Brain MRI typically shows symmetric bilateral frontal (most pronounced mesial frontal) ± temporal ± parietal ± cingulate cortex atrophy. FDG PET typically shows hypometabolism predominantly in fronto/temporal areas. The diagnosis of C9orf72-related ALS/FTLD is established by detection of a heterozygous C9orf72 pathogenic GGGGCC (G4C2) hexanucleotide repeat expansion on molecular genetic testing.

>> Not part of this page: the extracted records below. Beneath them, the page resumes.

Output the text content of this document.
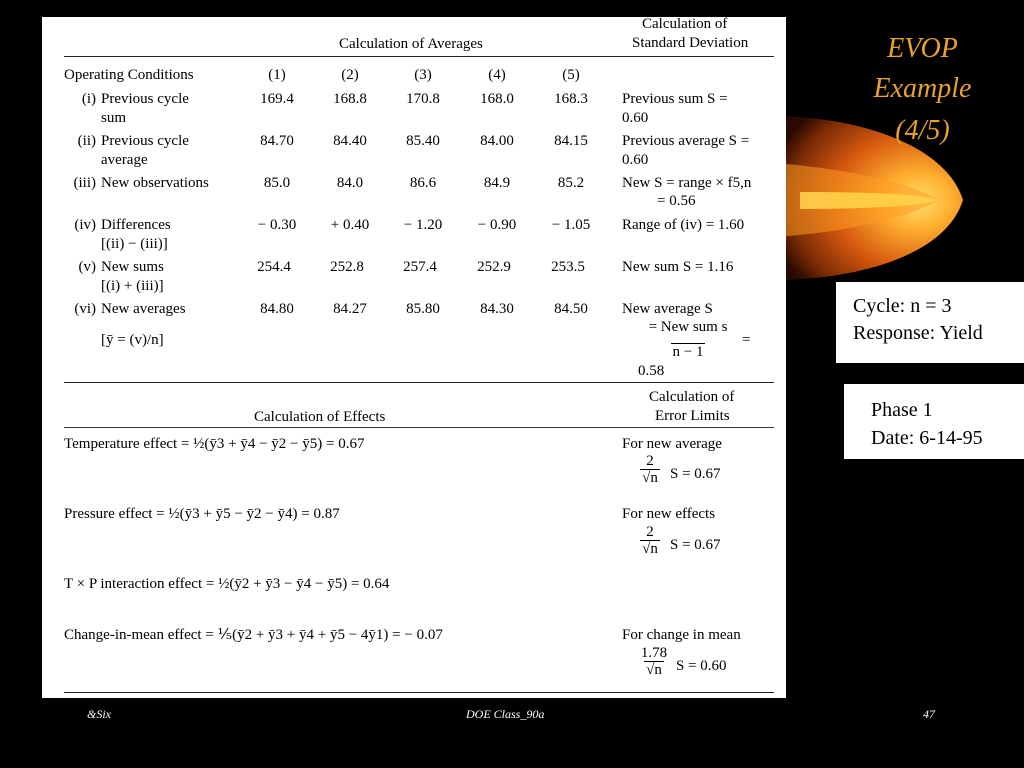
Calculation of
Standard Deviation
Calculation of Averages
Operating Conditions	(1)	(2)	(3)	(4)	(5)
(i) Previous cycle
sum
169.4	168.8	170.8	168.0	168.3	Previous sum S =
0.60
(ii) Previous cycle
average
84.70	84.40	85.40	84.00	84.15	Previous average S =
0.60
(iii) New observations	85.0	84.0	86.6	84.9	85.2	New S = range × f5,n
= 0.56
(iv) Differences
[(ii) − (iii)]
− 0.30	+ 0.40	− 1.20	− 0.90	− 1.05	Range of (iv) = 1.60
(v) New sums
[(i) + (iii)]
254.4	252.8	257.4	252.9	253.5	New sum S = 1.16
(vi) New averages
[ȳ = (v)/n]
84.80	84.27	85.80	84.30	84.50	New average S
= New sum s
n − 1
=
0.58
Calculation of
Error Limits
Calculation of Effects
Temperature effect = ½(ȳ3 + ȳ4 − ȳ2 − ȳ5) = 0.67	For new average
$\frac{2}{√n}$ S = 0.67
Pressure effect = ½(ȳ3 + ȳ5 − ȳ2 − ȳ4) = 0.87	For new effects
$\frac{2}{√n}$ S = 0.67
T × P interaction effect = ½(ȳ2 + ȳ3 − ȳ4 − ȳ5) = 0.64
Change-in-mean effect = ⅕(ȳ2 + ȳ3 + ȳ4 + ȳ5 − 4ȳ1) = − 0.07	For change in mean
$\frac{1.78}{√n}$ S = 0.60
EVOP
Example
(4/5)
Cycle: n = 3
Response: Yield
Phase 1
Date: 6-14-95
&Six	DOE Class_90a	47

Treatment of manifestations: Motor neuron disease manifestations are treated as for ALS of other causes. Non-pharmacologic treatment options in FTLD include psychosocial support and education to reduce caregiver stress and burden as well as environmental, behavioral, and physical interventions designed to minimize the occurrence and consequences of undesired behaviors. Pharmacologic treatment should be considered when non-pharmacologic treatment options have failed or when behavioral and psychological signs and symptoms (as in FTLD) are dangerous or too stressful.

Surveillance: Clinical, neurologic, and neuropsychological follow up is necessary.

Genetic counseling.

C9orf72-related ALS/FTD is inherited in an autosomal dominant manner, with age-dependent penetrance. Although most affected individuals have an affected parent, the parents may be unaffected because of either incomplete or age-dependent penetrance in the parent or de novo mutation in the proband. Each child of an individual with C9orf72-related ALS/FTD has a 50% chance of inheriting the pathogenic C9orf72 G4C2 hexanucleotide repeat expansion. Prenatal testing for pregnancies at increased risk is possible if the pathogenic C9orf72 G4C2 hexanucleotide repeat expansion has been identified in an affected family member; however, requests for prenatal testing for adult-onset conditions such as C9orf72-related ALS/FTD are not common.